その日の放課後も真莉愛ちゃんはうちに来ていた。
『ねぇ…今日もお母さん達、いないの…?』
そう、上目遣いで俺を見つめる真莉愛ちゃん。
この目…、本当にやばい。
俺、最近歯止めきかなくなりそうでやばいんだよな。
そんな気持ちを隠して
『うん、いないよ』
笑顔で返事を返す。
きっと、真莉愛ちゃんは優しいから俺を受け入れてくれるかもしれない。
けど、大事な女の子にそう簡単に手出せないよ…。
でも、いつかは必ず…。
俺は呑気にそんな事を思ってた。
『そっか…』
『うん。
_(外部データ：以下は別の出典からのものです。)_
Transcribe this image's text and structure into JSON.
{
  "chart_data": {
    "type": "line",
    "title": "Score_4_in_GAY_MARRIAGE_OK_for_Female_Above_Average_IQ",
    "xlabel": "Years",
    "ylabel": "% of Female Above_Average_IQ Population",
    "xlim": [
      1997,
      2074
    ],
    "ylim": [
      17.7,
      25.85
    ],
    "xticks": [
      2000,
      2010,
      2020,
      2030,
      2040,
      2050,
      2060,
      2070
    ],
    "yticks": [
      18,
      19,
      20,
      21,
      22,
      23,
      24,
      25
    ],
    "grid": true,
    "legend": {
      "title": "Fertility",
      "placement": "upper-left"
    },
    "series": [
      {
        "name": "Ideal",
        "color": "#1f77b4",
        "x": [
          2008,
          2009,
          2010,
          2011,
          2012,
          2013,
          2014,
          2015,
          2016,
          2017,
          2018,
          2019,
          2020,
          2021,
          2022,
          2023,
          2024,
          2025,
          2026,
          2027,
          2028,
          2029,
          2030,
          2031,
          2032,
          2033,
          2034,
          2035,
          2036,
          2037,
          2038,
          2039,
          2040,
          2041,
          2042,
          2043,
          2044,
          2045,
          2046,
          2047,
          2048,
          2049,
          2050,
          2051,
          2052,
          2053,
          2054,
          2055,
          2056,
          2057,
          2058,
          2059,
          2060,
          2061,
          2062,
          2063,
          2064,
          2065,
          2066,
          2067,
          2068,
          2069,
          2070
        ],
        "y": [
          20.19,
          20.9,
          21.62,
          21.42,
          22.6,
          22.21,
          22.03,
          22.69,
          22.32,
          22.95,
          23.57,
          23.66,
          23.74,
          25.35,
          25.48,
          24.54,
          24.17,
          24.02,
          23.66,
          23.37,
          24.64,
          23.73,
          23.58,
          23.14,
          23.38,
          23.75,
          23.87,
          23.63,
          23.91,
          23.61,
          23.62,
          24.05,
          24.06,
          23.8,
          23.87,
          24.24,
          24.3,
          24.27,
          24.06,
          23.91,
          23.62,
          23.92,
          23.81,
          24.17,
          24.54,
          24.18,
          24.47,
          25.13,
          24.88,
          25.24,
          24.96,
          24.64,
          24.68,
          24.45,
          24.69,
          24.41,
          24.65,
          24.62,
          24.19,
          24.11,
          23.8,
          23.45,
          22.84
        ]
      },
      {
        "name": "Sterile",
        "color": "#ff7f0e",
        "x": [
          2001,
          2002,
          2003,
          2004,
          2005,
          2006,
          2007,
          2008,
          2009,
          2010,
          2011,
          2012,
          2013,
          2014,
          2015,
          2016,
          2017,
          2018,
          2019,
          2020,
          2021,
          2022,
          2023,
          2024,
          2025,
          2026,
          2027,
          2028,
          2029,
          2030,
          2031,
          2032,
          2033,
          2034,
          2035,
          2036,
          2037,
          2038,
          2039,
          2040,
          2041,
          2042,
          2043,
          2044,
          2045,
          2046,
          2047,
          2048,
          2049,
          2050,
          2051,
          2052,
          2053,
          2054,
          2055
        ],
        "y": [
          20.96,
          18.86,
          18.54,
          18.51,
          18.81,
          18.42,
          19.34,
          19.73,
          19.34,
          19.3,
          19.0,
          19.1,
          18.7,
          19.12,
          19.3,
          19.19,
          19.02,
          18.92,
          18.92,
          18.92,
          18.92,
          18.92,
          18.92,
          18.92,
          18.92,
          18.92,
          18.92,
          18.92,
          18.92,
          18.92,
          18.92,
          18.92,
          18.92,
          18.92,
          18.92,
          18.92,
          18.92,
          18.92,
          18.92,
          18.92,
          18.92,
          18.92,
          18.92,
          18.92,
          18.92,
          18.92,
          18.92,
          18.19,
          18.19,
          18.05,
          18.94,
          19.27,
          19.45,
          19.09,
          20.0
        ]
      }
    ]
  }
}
今日は何する?』
『ん~、真莉愛、翔斗くんとイチャイチャしたい…。だめ…?』
『…………………いいよ』
真莉愛ちゃんにこの目をされると断れない。
キスくらいなら…大丈夫か。
『真莉愛ちゃん。目、閉じて?』
素直に目を閉じた真莉愛ちゃんにそっと口づけをする。
『んっ……』
その声もたまらなく可愛くて、俺は必死で理性を押し殺した。
『可愛い…真莉愛……』
『んっ…翔斗…くん……っ』
本当、可愛いな、真莉愛ちゃんは。
でも。
『よし、今日はこれでおしまい!』
『……えっ?』
これ以上やると、まじでやばいから。
『じゃ、送るよ。ほら帰ろ?』
『………うん』
こんな幸せな日常がもうすぐ終わりを告げるなんて俺は思ってもなかった。
☆*☆*☆*☆*☆
そしてその1週間後。
その日は休みで、真莉愛ちゃんの家に招待されていた。
と言っても、真莉愛ちゃんちのご両親はいないらしいから二人きり。
俺……耐え切れるかな……。
そんな気持ちを胸に真莉愛ちゃんちのインターホンを鳴らした。